The EULA change stems from a section in the agreement which had raised the hackles of privacy advocates.
The terms stated that Google would retain "a perpetual, irrevocable, worldwide, royalty-free, and non-exclusive licence to reproduce, adapt, modify, translate, publish, publicly perform, publicly display and distribute any content which you submit, post or display on or through, the services".
According to Google, the clause comes from the blanket terms on which all of its services are based.
The reasoning behind the rule is that it allows Google to display the material on its own servers, a basic element for any web-based publishing or hosting service.
With the Chrome browser, however, the rule raises serious privacy concerns. Worried users pointed out that the agreement could give Google the ability to capture and re-post anything the user did within the browser.
As a result, Google completely deleted the offending passage and changed the section to read: "You retain copyright and any other rights you already hold in content which you submit, post or display on or through, the services."
"Whenever we release a product in beta, as we just did with Google Chrome, we can always count on our users to come up with ways to improve it," wrote Google senior product counsel Mike Yang in a company blog posting.
"We are sorry that we overlooked this, but we have fixed it now."
The EULA issue, however, is not the only problem facing Chrome.
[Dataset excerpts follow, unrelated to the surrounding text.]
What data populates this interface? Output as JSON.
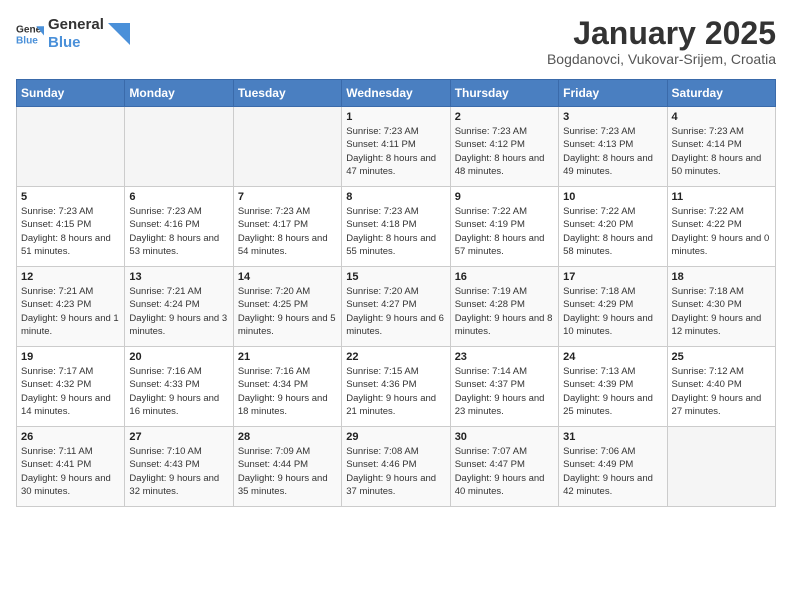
{
  "header": {
    "logo_line1": "General",
    "logo_line2": "Blue",
    "title": "January 2025",
    "subtitle": "Bogdanovci, Vukovar-Srijem, Croatia"
  },
  "weekdays": [
    "Sunday",
    "Monday",
    "Tuesday",
    "Wednesday",
    "Thursday",
    "Friday",
    "Saturday"
  ],
  "weeks": [
    [
      {
        "day": "",
        "info": ""
      },
      {
        "day": "",
        "info": ""
      },
      {
        "day": "",
        "info": ""
      },
      {
        "day": "1",
        "info": "Sunrise: 7:23 AM\nSunset: 4:11 PM\nDaylight: 8 hours and 47 minutes."
      },
      {
        "day": "2",
        "info": "Sunrise: 7:23 AM\nSunset: 4:12 PM\nDaylight: 8 hours and 48 minutes."
      },
      {
        "day": "3",
        "info": "Sunrise: 7:23 AM\nSunset: 4:13 PM\nDaylight: 8 hours and 49 minutes."
      },
      {
        "day": "4",
        "info": "Sunrise: 7:23 AM\nSunset: 4:14 PM\nDaylight: 8 hours and 50 minutes."
      }
    ],
    [
      {
        "day": "5",
        "info": "Sunrise: 7:23 AM\nSunset: 4:15 PM\nDaylight: 8 hours and 51 minutes."
      },
      {
        "day": "6",
        "info": "Sunrise: 7:23 AM\nSunset: 4:16 PM\nDaylight: 8 hours and 53 minutes."
      },
      {
        "day": "7",
        "info": "Sunrise: 7:23 AM\nSunset: 4:17 PM\nDaylight: 8 hours and 54 minutes."
      },
      {
        "day": "8",
        "info": "Sunrise: 7:23 AM\nSunset: 4:18 PM\nDaylight: 8 hours and 55 minutes."
      },
      {
        "day": "9",
        "info": "Sunrise: 7:22 AM\nSunset: 4:19 PM\nDaylight: 8 hours and 57 minutes."
      },
      {
        "day": "10",
        "info": "Sunrise: 7:22 AM\nSunset: 4:20 PM\nDaylight: 8 hours and 58 minutes."
      },
      {
        "day": "11",
        "info": "Sunrise: 7:22 AM\nSunset: 4:22 PM\nDaylight: 9 hours and 0 minutes."
      }
    ],
    [
      {
        "day": "12",
        "info": "Sunrise: 7:21 AM\nSunset: 4:23 PM\nDaylight: 9 hours and 1 minute."
      },
      {
        "day": "13",
        "info": "Sunrise: 7:21 AM\nSunset: 4:24 PM\nDaylight: 9 hours and 3 minutes."
      },
      {
        "day": "14",
        "info": "Sunrise: 7:20 AM\nSunset: 4:25 PM\nDaylight: 9 hours and 5 minutes."
      },
      {
        "day": "15",
        "info": "Sunrise: 7:20 AM\nSunset: 4:27 PM\nDaylight: 9 hours and 6 minutes."
      },
      {
        "day": "16",
        "info": "Sunrise: 7:19 AM\nSunset: 4:28 PM\nDaylight: 9 hours and 8 minutes."
      },
      {
        "day": "17",
        "info": "Sunrise: 7:18 AM\nSunset: 4:29 PM\nDaylight: 9 hours and 10 minutes."
      },
      {
        "day": "18",
        "info": "Sunrise: 7:18 AM\nSunset: 4:30 PM\nDaylight: 9 hours and 12 minutes."
      }
    ],
    [
      {
        "day": "19",
        "info": "Sunrise: 7:17 AM\nSunset: 4:32 PM\nDaylight: 9 hours and 14 minutes."
      },
      {
        "day": "20",
        "info": "Sunrise: 7:16 AM\nSunset: 4:33 PM\nDaylight: 9 hours and 16 minutes."
      },
      {
        "day": "21",
        "info": "Sunrise: 7:16 AM\nSunset: 4:34 PM\nDaylight: 9 hours and 18 minutes."
      },
      {
        "day": "22",
        "info": "Sunrise: 7:15 AM\nSunset: 4:36 PM\nDaylight: 9 hours and 21 minutes."
      },
      {
        "day": "23",
        "info": "Sunrise: 7:14 AM\nSunset: 4:37 PM\nDaylight: 9 hours and 23 minutes."
      },
      {
        "day": "24",
        "info": "Sunrise: 7:13 AM\nSunset: 4:39 PM\nDaylight: 9 hours and 25 minutes."
      },
      {
        "day": "25",
        "info": "Sunrise: 7:12 AM\nSunset: 4:40 PM\nDaylight: 9 hours and 27 minutes."
      }
    ],
    [
      {
        "day": "26",
        "info": "Sunrise: 7:11 AM\nSunset: 4:41 PM\nDaylight: 9 hours and 30 minutes."
      },
      {
        "day": "27",
        "info": "Sunrise: 7:10 AM\nSunset: 4:43 PM\nDaylight: 9 hours and 32 minutes."
      },
      {
        "day": "28",
        "info": "Sunrise: 7:09 AM\nSunset: 4:44 PM\nDaylight: 9 hours and 35 minutes."
      },
      {
        "day": "29",
        "info": "Sunrise: 7:08 AM\nSunset: 4:46 PM\nDaylight: 9 hours and 37 minutes."
      },
      {
        "day": "30",
        "info": "Sunrise: 7:07 AM\nSunset: 4:47 PM\nDaylight: 9 hours and 40 minutes."
      },
      {
        "day": "31",
        "info": "Sunrise: 7:06 AM\nSunset: 4:49 PM\nDaylight: 9 hours and 42 minutes."
      },
      {
        "day": "",
        "info": ""
      }
    ]
  ]
}
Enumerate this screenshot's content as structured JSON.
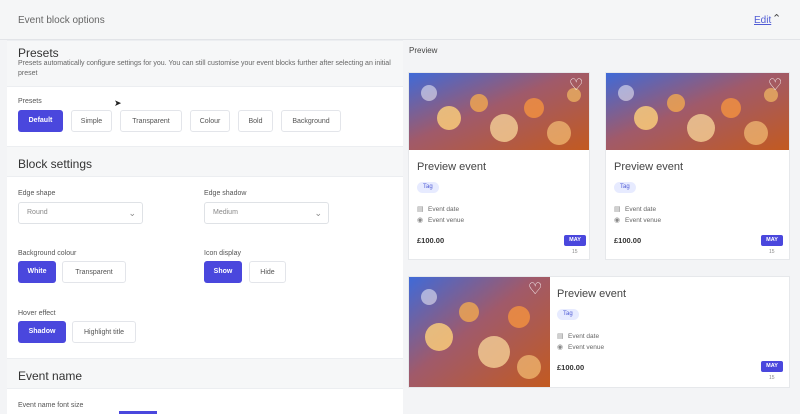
{
  "header": {
    "title": "Event block options",
    "edit_label": "Edit"
  },
  "presets": {
    "section_title": "Presets",
    "description": "Presets automatically configure settings for you. You can still customise your event blocks further after selecting an initial preset",
    "field_label": "Presets",
    "options": [
      "Default",
      "Simple",
      "Transparent",
      "Colour",
      "Bold",
      "Background"
    ],
    "selected": "Default"
  },
  "block_settings": {
    "section_title": "Block settings",
    "edge_shape": {
      "label": "Edge shape",
      "value": "Round"
    },
    "edge_shadow": {
      "label": "Edge shadow",
      "value": "Medium"
    },
    "background_colour": {
      "label": "Background colour",
      "options": [
        "White",
        "Transparent"
      ],
      "selected": "White"
    },
    "icon_display": {
      "label": "Icon display",
      "options": [
        "Show",
        "Hide"
      ],
      "selected": "Show"
    },
    "hover_effect": {
      "label": "Hover effect",
      "options": [
        "Shadow",
        "Highlight title"
      ],
      "selected": "Shadow"
    }
  },
  "event_name": {
    "section_title": "Event name",
    "font_size_label": "Event name font size"
  },
  "preview": {
    "label": "Preview",
    "cards": [
      {
        "title": "Preview event",
        "tag": "Tag",
        "date_label": "Event date",
        "venue_label": "Event venue",
        "price": "£100.00",
        "month": "MAY",
        "day": "15"
      },
      {
        "title": "Preview event",
        "tag": "Tag",
        "date_label": "Event date",
        "venue_label": "Event venue",
        "price": "£100.00",
        "month": "MAY",
        "day": "15"
      },
      {
        "title": "Preview event",
        "tag": "Tag",
        "date_label": "Event date",
        "venue_label": "Event venue",
        "price": "£100.00",
        "month": "MAY",
        "day": "15"
      }
    ]
  },
  "colors": {
    "accent": "#4a47dd",
    "tag_bg": "#e7ebff",
    "link": "#4f5bd5"
  },
  "icons": {
    "collapse": "chevron-up-icon",
    "favourite": "heart-icon",
    "date": "calendar-icon",
    "venue": "location-pin-icon",
    "dropdown": "chevron-down-icon"
  }
}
On Wednesday the US Computer Emergency Response Team (US-Cert) issued a warning about a security risk in the browser's default settings.
US-Cert noted that the browser is initially set to accept all downloads without user notification. This allows for the possibility of an attacker placing malicious applications on a user's system without warning.
The security organisation advises users to turn on the 'ask where to save each file before downloading' option under the browser's 'minor tweaks' preference tab in order to negate the security risk.